Apparently, over the life of the new chemicals program under TSCA (which dates back more than 40 years), EPA has issued TSCA Section 5(e) administrative orders restricting the original manufacturer or importer of as many as 150 individual PFAS, but did not issue SNURs to more broadly limit use of the substances by others who might acquire formulations or products containing these PFAS or otherwise enter the US market for the PFAS. Belatedly, EPA leadership has decided to try to put the regulatory genie back in the bottle by issuing approximately 150 new SNURs to presumably impose the same (or maybe additional) restrictions negotiated with the original PMN submitters upon anyone else who has entered the market or who acquires and uses formulations containing the PFAS.  EPA personnel estimate the proposed SNURs will be issued in several “batches” including clusters of individual chemical substances, rather than through a single rulemaking addressing 150 chemical substances at one time.

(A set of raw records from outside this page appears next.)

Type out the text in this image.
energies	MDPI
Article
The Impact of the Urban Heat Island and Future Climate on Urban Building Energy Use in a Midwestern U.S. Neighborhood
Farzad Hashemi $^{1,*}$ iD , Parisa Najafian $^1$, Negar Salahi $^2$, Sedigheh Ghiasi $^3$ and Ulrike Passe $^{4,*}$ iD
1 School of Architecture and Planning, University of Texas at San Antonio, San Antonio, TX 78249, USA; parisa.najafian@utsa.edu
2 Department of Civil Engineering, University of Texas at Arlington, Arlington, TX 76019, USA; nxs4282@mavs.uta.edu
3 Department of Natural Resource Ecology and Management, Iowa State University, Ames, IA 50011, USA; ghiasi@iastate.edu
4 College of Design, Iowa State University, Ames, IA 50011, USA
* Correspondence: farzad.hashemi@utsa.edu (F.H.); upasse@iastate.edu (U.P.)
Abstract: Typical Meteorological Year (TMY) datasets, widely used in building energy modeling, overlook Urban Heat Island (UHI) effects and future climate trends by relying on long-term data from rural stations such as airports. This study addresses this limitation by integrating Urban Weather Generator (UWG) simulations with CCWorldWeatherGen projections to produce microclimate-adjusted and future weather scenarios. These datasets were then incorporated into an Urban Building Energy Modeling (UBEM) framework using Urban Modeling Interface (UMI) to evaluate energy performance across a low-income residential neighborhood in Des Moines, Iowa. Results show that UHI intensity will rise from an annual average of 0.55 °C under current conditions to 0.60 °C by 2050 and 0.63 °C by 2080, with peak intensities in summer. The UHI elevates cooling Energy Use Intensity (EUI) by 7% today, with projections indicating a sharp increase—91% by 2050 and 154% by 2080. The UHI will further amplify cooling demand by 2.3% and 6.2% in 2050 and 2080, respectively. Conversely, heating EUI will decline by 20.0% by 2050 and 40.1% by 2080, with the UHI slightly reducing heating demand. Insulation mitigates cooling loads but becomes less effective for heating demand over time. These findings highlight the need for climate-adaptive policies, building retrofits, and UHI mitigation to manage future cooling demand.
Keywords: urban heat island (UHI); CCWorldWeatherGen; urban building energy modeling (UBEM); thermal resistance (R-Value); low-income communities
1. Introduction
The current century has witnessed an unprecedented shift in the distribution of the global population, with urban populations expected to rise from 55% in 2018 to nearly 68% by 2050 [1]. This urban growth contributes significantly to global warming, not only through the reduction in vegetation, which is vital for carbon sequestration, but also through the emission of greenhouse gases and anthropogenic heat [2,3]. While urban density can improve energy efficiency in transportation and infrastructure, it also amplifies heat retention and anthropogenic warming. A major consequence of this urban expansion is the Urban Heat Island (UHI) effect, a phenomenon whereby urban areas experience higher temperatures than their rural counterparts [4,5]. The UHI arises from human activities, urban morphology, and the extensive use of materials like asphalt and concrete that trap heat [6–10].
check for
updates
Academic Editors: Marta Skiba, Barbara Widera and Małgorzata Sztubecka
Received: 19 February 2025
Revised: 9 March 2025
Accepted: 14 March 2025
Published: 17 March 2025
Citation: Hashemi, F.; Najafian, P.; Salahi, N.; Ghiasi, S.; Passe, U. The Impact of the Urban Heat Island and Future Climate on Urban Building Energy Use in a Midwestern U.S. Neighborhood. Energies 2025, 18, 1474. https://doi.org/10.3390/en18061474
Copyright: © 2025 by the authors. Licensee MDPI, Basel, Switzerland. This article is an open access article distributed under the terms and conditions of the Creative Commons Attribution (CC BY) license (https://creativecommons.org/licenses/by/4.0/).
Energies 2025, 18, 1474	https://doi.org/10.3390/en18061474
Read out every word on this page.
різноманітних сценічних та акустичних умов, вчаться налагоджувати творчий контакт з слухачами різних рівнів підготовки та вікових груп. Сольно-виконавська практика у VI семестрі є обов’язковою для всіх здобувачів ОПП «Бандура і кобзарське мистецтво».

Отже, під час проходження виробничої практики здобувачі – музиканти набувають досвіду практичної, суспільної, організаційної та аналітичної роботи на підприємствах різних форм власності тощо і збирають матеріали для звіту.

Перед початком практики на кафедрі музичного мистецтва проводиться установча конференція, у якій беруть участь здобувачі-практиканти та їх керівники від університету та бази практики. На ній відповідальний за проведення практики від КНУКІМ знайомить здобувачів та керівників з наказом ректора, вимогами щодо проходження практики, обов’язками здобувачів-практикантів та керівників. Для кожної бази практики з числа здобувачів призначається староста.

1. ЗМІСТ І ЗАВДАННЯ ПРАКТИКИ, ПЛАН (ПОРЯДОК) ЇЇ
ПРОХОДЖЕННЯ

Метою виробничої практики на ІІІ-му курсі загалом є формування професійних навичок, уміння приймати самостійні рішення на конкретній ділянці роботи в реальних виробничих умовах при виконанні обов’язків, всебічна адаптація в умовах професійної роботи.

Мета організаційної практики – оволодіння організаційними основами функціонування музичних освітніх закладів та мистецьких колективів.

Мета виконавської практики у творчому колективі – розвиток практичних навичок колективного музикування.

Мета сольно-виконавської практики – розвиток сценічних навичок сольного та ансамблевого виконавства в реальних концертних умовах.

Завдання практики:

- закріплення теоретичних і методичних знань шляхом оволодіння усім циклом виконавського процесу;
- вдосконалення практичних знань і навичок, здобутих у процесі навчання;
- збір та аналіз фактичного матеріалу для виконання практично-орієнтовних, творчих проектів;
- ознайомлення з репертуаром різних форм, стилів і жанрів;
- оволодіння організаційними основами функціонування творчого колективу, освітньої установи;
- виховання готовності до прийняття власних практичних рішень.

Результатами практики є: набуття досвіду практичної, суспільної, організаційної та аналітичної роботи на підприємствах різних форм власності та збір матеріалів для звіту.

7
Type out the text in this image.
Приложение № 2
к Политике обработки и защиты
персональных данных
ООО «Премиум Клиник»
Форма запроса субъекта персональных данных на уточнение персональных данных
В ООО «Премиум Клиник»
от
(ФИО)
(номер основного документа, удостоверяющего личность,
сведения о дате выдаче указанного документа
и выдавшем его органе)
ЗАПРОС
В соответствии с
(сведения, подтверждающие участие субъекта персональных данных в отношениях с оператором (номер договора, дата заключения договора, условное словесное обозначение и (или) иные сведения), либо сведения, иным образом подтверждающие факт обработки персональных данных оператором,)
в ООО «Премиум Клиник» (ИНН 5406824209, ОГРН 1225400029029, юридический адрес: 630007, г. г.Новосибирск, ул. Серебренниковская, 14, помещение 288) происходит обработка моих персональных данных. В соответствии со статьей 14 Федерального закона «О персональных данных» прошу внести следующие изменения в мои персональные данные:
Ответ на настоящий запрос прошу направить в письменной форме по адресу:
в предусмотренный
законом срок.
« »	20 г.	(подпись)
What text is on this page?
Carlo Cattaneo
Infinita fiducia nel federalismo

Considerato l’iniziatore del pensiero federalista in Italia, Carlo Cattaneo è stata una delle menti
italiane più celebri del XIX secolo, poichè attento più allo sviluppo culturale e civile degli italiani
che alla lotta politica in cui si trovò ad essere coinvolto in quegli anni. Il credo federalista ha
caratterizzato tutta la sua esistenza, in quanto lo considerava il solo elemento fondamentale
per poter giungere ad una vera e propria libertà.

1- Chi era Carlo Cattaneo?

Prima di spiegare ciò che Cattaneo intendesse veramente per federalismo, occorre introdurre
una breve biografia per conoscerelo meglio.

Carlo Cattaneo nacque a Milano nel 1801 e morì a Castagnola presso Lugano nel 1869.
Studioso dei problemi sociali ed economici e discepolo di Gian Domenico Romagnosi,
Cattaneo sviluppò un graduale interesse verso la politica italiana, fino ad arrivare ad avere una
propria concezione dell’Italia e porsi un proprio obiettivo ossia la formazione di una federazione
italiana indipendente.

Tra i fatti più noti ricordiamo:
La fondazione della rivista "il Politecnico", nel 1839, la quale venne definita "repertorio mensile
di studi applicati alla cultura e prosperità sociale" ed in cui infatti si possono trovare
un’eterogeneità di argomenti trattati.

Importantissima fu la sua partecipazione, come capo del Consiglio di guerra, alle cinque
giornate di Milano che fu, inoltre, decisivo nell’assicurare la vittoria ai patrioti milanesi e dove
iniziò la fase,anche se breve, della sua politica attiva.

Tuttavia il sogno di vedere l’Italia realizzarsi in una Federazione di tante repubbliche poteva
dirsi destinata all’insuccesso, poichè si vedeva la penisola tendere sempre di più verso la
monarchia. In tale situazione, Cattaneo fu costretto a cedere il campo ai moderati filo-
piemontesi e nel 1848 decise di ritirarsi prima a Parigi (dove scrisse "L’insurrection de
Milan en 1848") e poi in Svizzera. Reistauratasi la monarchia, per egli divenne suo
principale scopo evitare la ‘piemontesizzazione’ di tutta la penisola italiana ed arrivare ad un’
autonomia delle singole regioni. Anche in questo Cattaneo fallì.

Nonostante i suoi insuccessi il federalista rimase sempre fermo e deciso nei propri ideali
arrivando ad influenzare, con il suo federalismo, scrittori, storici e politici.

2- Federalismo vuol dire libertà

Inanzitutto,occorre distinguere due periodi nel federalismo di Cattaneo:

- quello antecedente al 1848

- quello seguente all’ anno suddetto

Using SNURs in this manner and doing so long after a PFAS has entered the US market may be challenging to EPA, and should be closely monitored by the regulated community. The actions may be challenging to EPA because Agency policy and its long-standing legal interpretation has been that EPA may not use a significant “new use” rule to restrict or limit a use that already is “ongoing” (meaning a use that was commenced before the SNUR has been proposed in the Federal Register). Moreover, no public statement has been made asserting that EPA has received new test data or other information which would justify issuing such SNURs at this time. Entities that have already commenced any proposed new uses can (and must) respond to EPA during the public notice and comment period when such PFAS SNURs are proposed to advise EPA when a particular use has already been commenced. Doing so can “defeat” the SNUR, meaning EPA must then elect to withdraw the proposal and use a different regulatory mechanism (such as its Section 6 rulemaking authority) to restrict such “ongoing” uses.  Failing to comment will lead EPA to conclude such uses are not actively ongoing, clearing the way for EPA to issue a final SNUR.

This new PFAS regulatory initiative underscores why it will be imperative that members of the regulated community that acquire formulated products that may contain PFAS, and those entities that may have already entered the PFAS market in the US by importing or domestically manufacturing a PFAS which is listed on the TSCA Inventory, carefully monitor EPA’s rulemaking activities under TSCA. The failure to recognize and properly interpret a proposed SNUR which might restrict the use of a substance, formulation, or product that may have been in use by a business in the US for many years could result in compliance issues later if EPA were to issue a final SNUR because an affected entity failed to spot an obscure SNUR rulemaking and to timely advise EPA in writing that a use in which the entity has been engaged in years is “ongoing.” Given the complexities of significant new use rulemakings and the prevalence of substances that are identified in such proposed rules only by generic chemical names, the next few months will be worrisome for regulated entities who import or make or use PFAS (and PFAS-containing formulations and products) in the US.

*Margaret Barry contributed to this blog post.

© Arnold & Porter Kaye Scholer LLP 2022 All Rights Reserved. This blog post is intended to be a general summary of the law and does not constitute legal advice. You should consult with counsel to determine applicable legal requirements in a specific fact situation.